In the Bible names have power. They point to the essence of who a human person is. And in the divine realm, even with angels names are mysterious. Knowing the Name indicates a kind of connection, an influence, something enormous.
But the angel of the Lord said to him, ‘Why do you ask my name? It is too wonderful.’
Judges 13:18 NRSV
Believing in Jesus’ name is trusting in the core of his identity. It is a deeply interpersonal trust, because it is trust in his deepest nature and his power.
B3. Believing God’s Love
An earlier verse from the same letter is much plainer about this interpersonal quality of faith:
So we have known and
believe the love that God has for us.
God is love,
and those who abide in love abide in God,
and God abides in them.1 John 4.16
So here, “believing” is all about trusting God’s good will towards us. We find ourselves trusting that the creator of the universe really does love us personally.
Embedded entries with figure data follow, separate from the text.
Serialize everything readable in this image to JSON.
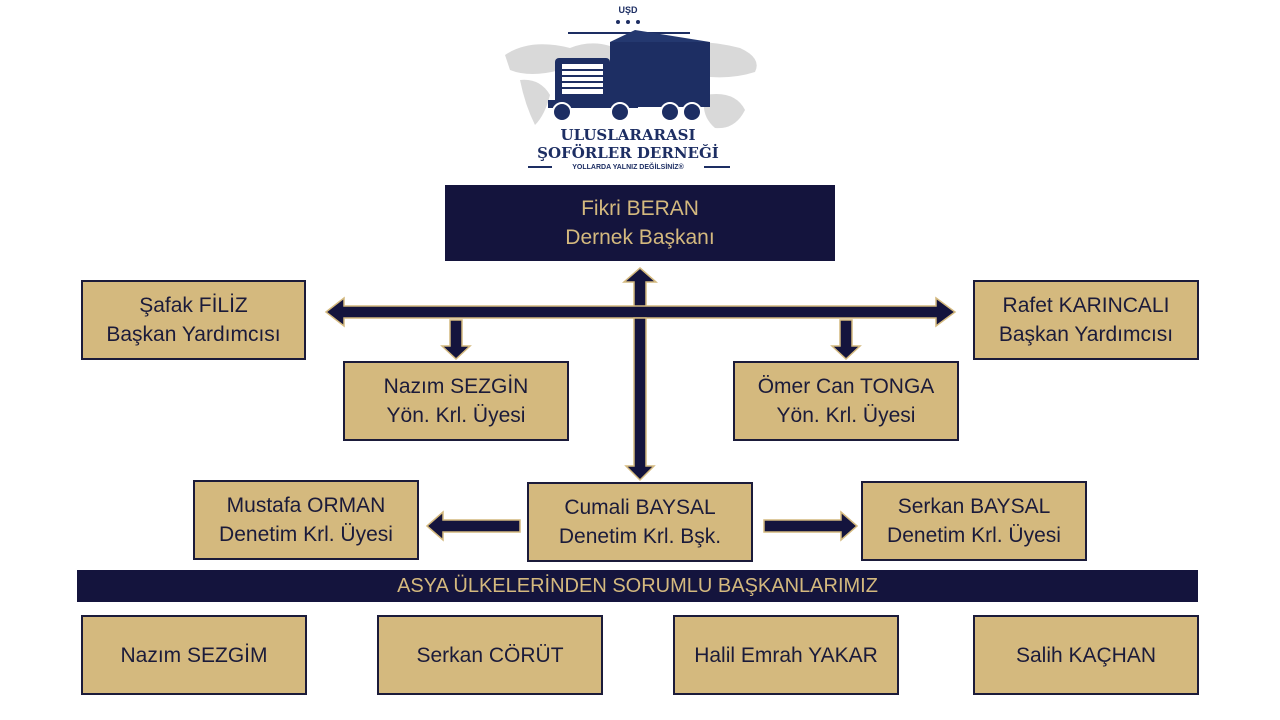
{
  "logo": {
    "abbr": "UŞD",
    "line1": "ULUSLARARASI",
    "line2": "ŞOFÖRLER DERNEĞİ",
    "slogan": "YOLLARDA YALNIZ DEĞİLSİNİZ®"
  },
  "president": {
    "name": "Fikri BERAN",
    "role": "Dernek Başkanı"
  },
  "vice_left": {
    "name": "Şafak FİLİZ",
    "role": "Başkan Yardımcısı"
  },
  "vice_right": {
    "name": "Rafet KARINCALI",
    "role": "Başkan Yardımcısı"
  },
  "board_left": {
    "name": "Nazım SEZGİN",
    "role": "Yön. Krl. Üyesi"
  },
  "board_right": {
    "name": "Ömer Can TONGA",
    "role": "Yön. Krl. Üyesi"
  },
  "audit_chair": {
    "name": "Cumali BAYSAL",
    "role": "Denetim Krl. Bşk."
  },
  "audit_left": {
    "name": "Mustafa ORMAN",
    "role": "Denetim Krl. Üyesi"
  },
  "audit_right": {
    "name": "Serkan BAYSAL",
    "role": "Denetim Krl. Üyesi"
  },
  "asia_banner": "ASYA ÜLKELERİNDEN SORUMLU BAŞKANLARIMIZ",
  "asia": [
    "Nazım SEZGİM",
    "Serkan CÖRÜT",
    "Halil Emrah YAKAR",
    "Salih KAÇHAN"
  ],
  "colors": {
    "navy": "#14143d",
    "gold": "#d4b97e"
  }
}
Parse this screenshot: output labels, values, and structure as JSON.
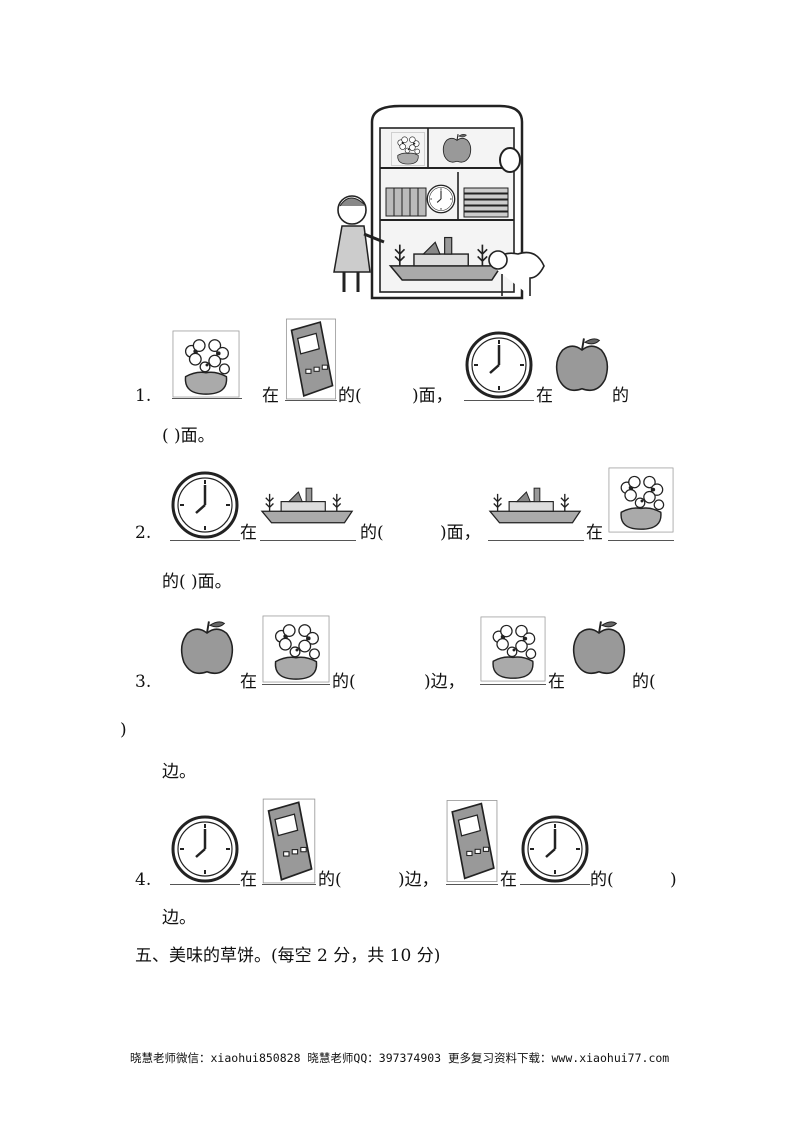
{
  "questions": [
    {
      "num": "1.",
      "zai": "在",
      "de": "的(",
      "close1": ")面，",
      "zai2": "在",
      "de2": "的",
      "line2": "(          )面。"
    },
    {
      "num": "2.",
      "zai": "在",
      "de": "的(",
      "close1": ")面，",
      "zai2": "在",
      "line2": "的(          )面。"
    },
    {
      "num": "3.",
      "zai": "在",
      "de": "的(",
      "close1": ")边，",
      "zai2": "在",
      "de2": "的(",
      "wrap": ")",
      "line2": "边。"
    },
    {
      "num": "4.",
      "zai": "在",
      "de": "的(",
      "close1": ")边，",
      "zai2": "在",
      "de2": "的(",
      "close2": ")",
      "line2": "边。"
    }
  ],
  "section": {
    "title": "五、美味的草饼。(每空 2 分，共 10 分)"
  },
  "footer": {
    "text": "晓慧老师微信：xiaohui850828 晓慧老师QQ：397374903 更多复习资料下载：www.xiaohui77.com"
  },
  "icons": [
    "bookcase-scene-image",
    "flower-pot-icon",
    "calculator-icon",
    "clock-icon",
    "apple-icon",
    "toy-ship-icon"
  ]
}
It’s absolutely interpersonal. We hear about or we experience the love of God and we say
Wow! God really does love me — and that makes all the difference.
We sort of put the weight of our lives down on it, trusting God to continue being there for us, to continue loving us, forgiving us and guiding us despite it all.
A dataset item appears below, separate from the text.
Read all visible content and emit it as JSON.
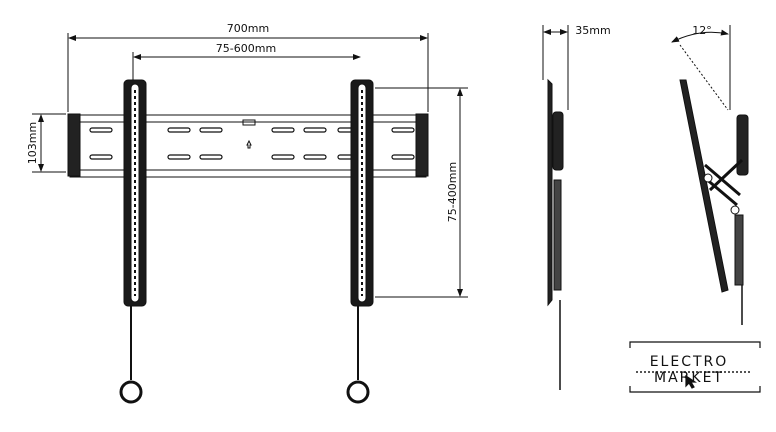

Interpersonal Trust and Truth
The risk is that we choose one or the other meaning of faith.
John’s wisdom here is that, in his circuitous Moebius Strip kind of way, he reminds us of both. We need to trust in God personally. And we need to trust that the things taught about God are true.
This belief “in the name” and the belief “in the love” and the belief “in the Son” or “in God” all go together. They point us to faith as a matter of deep relatedness, of ongoing and transforming relationship.
Interpersonal, relational faith actually goes together with believing that theological statements about God are true, wether we receive them from Scripture directly or through the voice of the Church.
The question we should think about is which one leads to the other.
I remember a drive across the continent some years back. I scanned for radio stations day after day. Every day brought up Christians haranguing the airwaves that people should believe the Bible is authoritative and true. They had less to say about Jesus. It seemed so … backward.
Few people, I would imagine, start with accepting the Bible as true and are then led to a life-changing relational faith in Jesus.
On the other hand, if you encounter Christ, and come to believe in him, trusting his love, then you will find yourself open to what the Bible says. Belief in the truth of doctrinal statements grows in the hearts of those whose lives are knit to God in faith.